What mattered now to Jools Wright was the afterwards, and the afterwards was getting damnably complicated. They'd all been given the lecture on Duty of Care…but not given an answer to the question of how long Duty of Care ran for. A week, a month, a year after the finish of the trial? Didn't know. How long would he have a sour-faced policeman travelling with him, sitting with him, not speaking to him? Didn't know. Where were they going to be living, him, Babs and Kathy? Didn't know. When was he going to be able to go back to work once the jury-service cash finished? Didn't know…What was lovely was the soft, giving feel of the pelvic bone against his hip, and her knee against his. Nice lady, Vicky, and to be respected because there weren't many who could make their own shoes — and there was a quite lovely beddable scent to her, as if she hadn't washed well that morning in the stampede to get breakfast down, be on the charabanc and out of that dismal camp — and there weren't many who would have tolerated his hip and knee against hers. Had he ever spoken to her? Anything more than 'Excuse me, could you please pass the salt?'

'Excuse me, the brown sauce, please.'

'Excuse me, do you have it verbatim what that Forensics woman said?' No, he didn't think so. It was almost cheeky of Vicky, but half the buttons on her blouse were undone, and the ones that were fastened bulged fit to bust. A very nice lady was Vicky…No, the afterwards concerned him.

He looked up. God, the man looked miserable. Furrows on the forehead that came together in a knotted mess.
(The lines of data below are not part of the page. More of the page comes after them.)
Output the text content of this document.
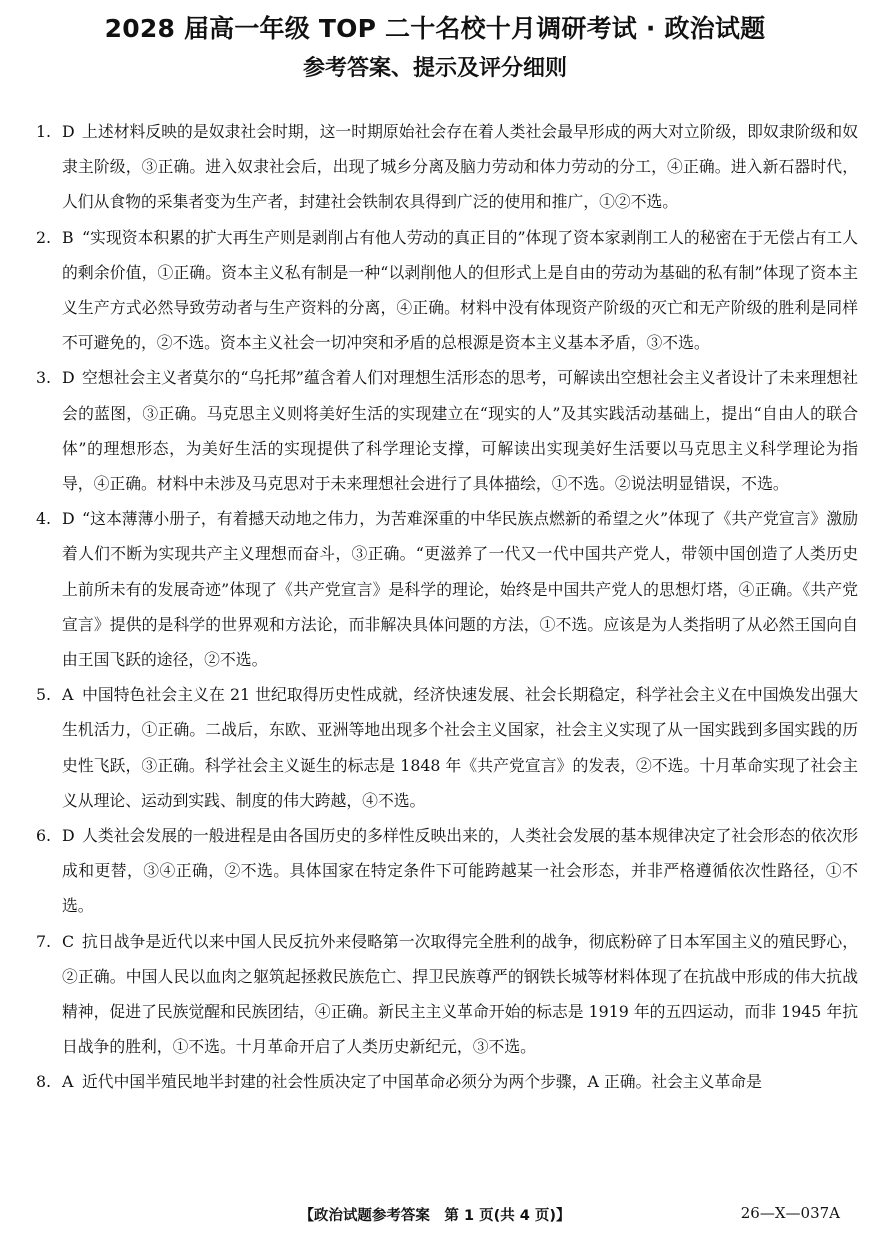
2028 届高一年级 TOP 二十名校十月调研考试 · 政治试题
参考答案、提示及评分细则

1. D 上述材料反映的是奴隶社会时期，这一时期原始社会存在着人类社会最早形成的两大对立阶级，即奴隶阶级和奴隶主阶级，③正确。进入奴隶社会后，出现了城乡分离及脑力劳动和体力劳动的分工，④正确。进入新石器时代，人们从食物的采集者变为生产者，封建社会铁制农具得到广泛的使用和推广，①②不选。

2. B “实现资本积累的扩大再生产则是剥削占有他人劳动的真正目的”体现了资本家剥削工人的秘密在于无偿占有工人的剩余价值，①正确。资本主义私有制是一种“以剥削他人的但形式上是自由的劳动为基础的私有制”体现了资本主义生产方式必然导致劳动者与生产资料的分离，④正确。材料中没有体现资产阶级的灭亡和无产阶级的胜利是同样不可避免的，②不选。资本主义社会一切冲突和矛盾的总根源是资本主义基本矛盾，③不选。

3. D 空想社会主义者莫尔的“乌托邦”蕴含着人们对理想生活形态的思考，可解读出空想社会主义者设计了未来理想社会的蓝图，③正确。马克思主义则将美好生活的实现建立在“现实的人”及其实践活动基础上，提出“自由人的联合体”的理想形态，为美好生活的实现提供了科学理论支撑，可解读出实现美好生活要以马克思主义科学理论为指导，④正确。材料中未涉及马克思对于未来理想社会进行了具体描绘，①不选。②说法明显错误，不选。

4. D “这本薄薄小册子，有着撼天动地之伟力，为苦难深重的中华民族点燃新的希望之火”体现了《共产党宣言》激励着人们不断为实现共产主义理想而奋斗，③正确。“更滋养了一代又一代中国共产党人，带领中国创造了人类历史上前所未有的发展奇迹”体现了《共产党宣言》是科学的理论，始终是中国共产党人的思想灯塔，④正确。《共产党宣言》提供的是科学的世界观和方法论，而非解决具体问题的方法，①不选。应该是为人类指明了从必然王国向自由王国飞跃的途径，②不选。

5. A 中国特色社会主义在 21 世纪取得历史性成就，经济快速发展、社会长期稳定，科学社会主义在中国焕发出强大生机活力，①正确。二战后，东欧、亚洲等地出现多个社会主义国家，社会主义实现了从一国实践到多国实践的历史性飞跃，③正确。科学社会主义诞生的标志是 1848 年《共产党宣言》的发表，②不选。十月革命实现了社会主义从理论、运动到实践、制度的伟大跨越，④不选。

6. D 人类社会发展的一般进程是由各国历史的多样性反映出来的，人类社会发展的基本规律决定了社会形态的依次形成和更替，③④正确，②不选。具体国家在特定条件下可能跨越某一社会形态，并非严格遵循依次性路径，①不选。

7. C 抗日战争是近代以来中国人民反抗外来侵略第一次取得完全胜利的战争，彻底粉碎了日本军国主义的殖民野心，②正确。中国人民以血肉之躯筑起拯救民族危亡、捍卫民族尊严的钢铁长城等材料体现了在抗战中形成的伟大抗战精神，促进了民族觉醒和民族团结，④正确。新民主主义革命开始的标志是 1919 年的五四运动，而非 1945 年抗日战争的胜利，①不选。十月革命开启了人类历史新纪元，③不选。

8. A 近代中国半殖民地半封建的社会性质决定了中国革命必须分为两个步骤，A 正确。社会主义革命是

【政治试题参考答案　第 1 页(共 4 页)】	26—X—037A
He stared across the court and felt the slight motion of Vicky's body as she wrote busily on one of the sheets of paper pulled from her chaotic tapestry bag. He had heard not a word the barrister said. What had that bloody detective on his mind that pulled a face so damn abject? What was his 'afterwards'? Mr Banks, because he only responded if given a title, had allowed — with bloody awful grace — one phone call to Babs, from the breakfast room. He'd said quietly, 'Just thought you'd like to know, my love, where your spirit of Trafalgar Day bravery — and your ethical certainties — have left us. We had a Molotov cocktail through the front window this morning. Not to worry, minimal damage to furniture and fittings, and the Criminal Compensation crowd will meet the cost. Hope you're both well, and my regards to your parents…Oh, I've stolen your glad rags. To the police, I'm an alpha-grade hero for doing my duty, a shining example to a law-abiding society…Lots of love, have to dash, off for a spot more heroism. 'Bye.' None of the others knew it was him who'd coughed the load, under duress. His little secret. Tools could have said, 'I am not what I am'—Othello, good old Shakespeare — but would not: the deception gave him pleasure. He stared across the well of the court. His glance was met coldly…bloody miserable sod. The detective — fools reckoned — looked like the burden of life crushed him…Finally, the prosecution had sat-down, and that smug look played at the lawyer's mouth, must have given a peroration at the end, and he couldn't recall a word of it. Three cheers, caps in the air, and the defence was on his feet. They were getting there, nearer to the afterwards.

His imagination? Was the pressure of Vicky's hip harder against his? Just so damn lovely to dream.

Jools thought he sleep-walked — trouble was, he didn't know the destination.

* * *

A convoy had come, with no regard for the legal speed limit, south down the M1.

A motorcycle, lights flashing, had cleared the fast lane in front of the two performance cars that rushed towards the capital.

A prisoner, huddled in the back of the lead car, sat sandwiched between two Branch men and wore white-paper overalls.

A uniformed officer held-the traffic on the Edgware Road and the cars slewed right and into the basement yard of Paddington Green police station.

A blanket was draped over the prisoner's head as he was hustled inside the cell block.

A news blackout lay over the arrest.

A spaniel sniffer dog, far to the north, wolfed biscuits happily and was the celebrity of the hour.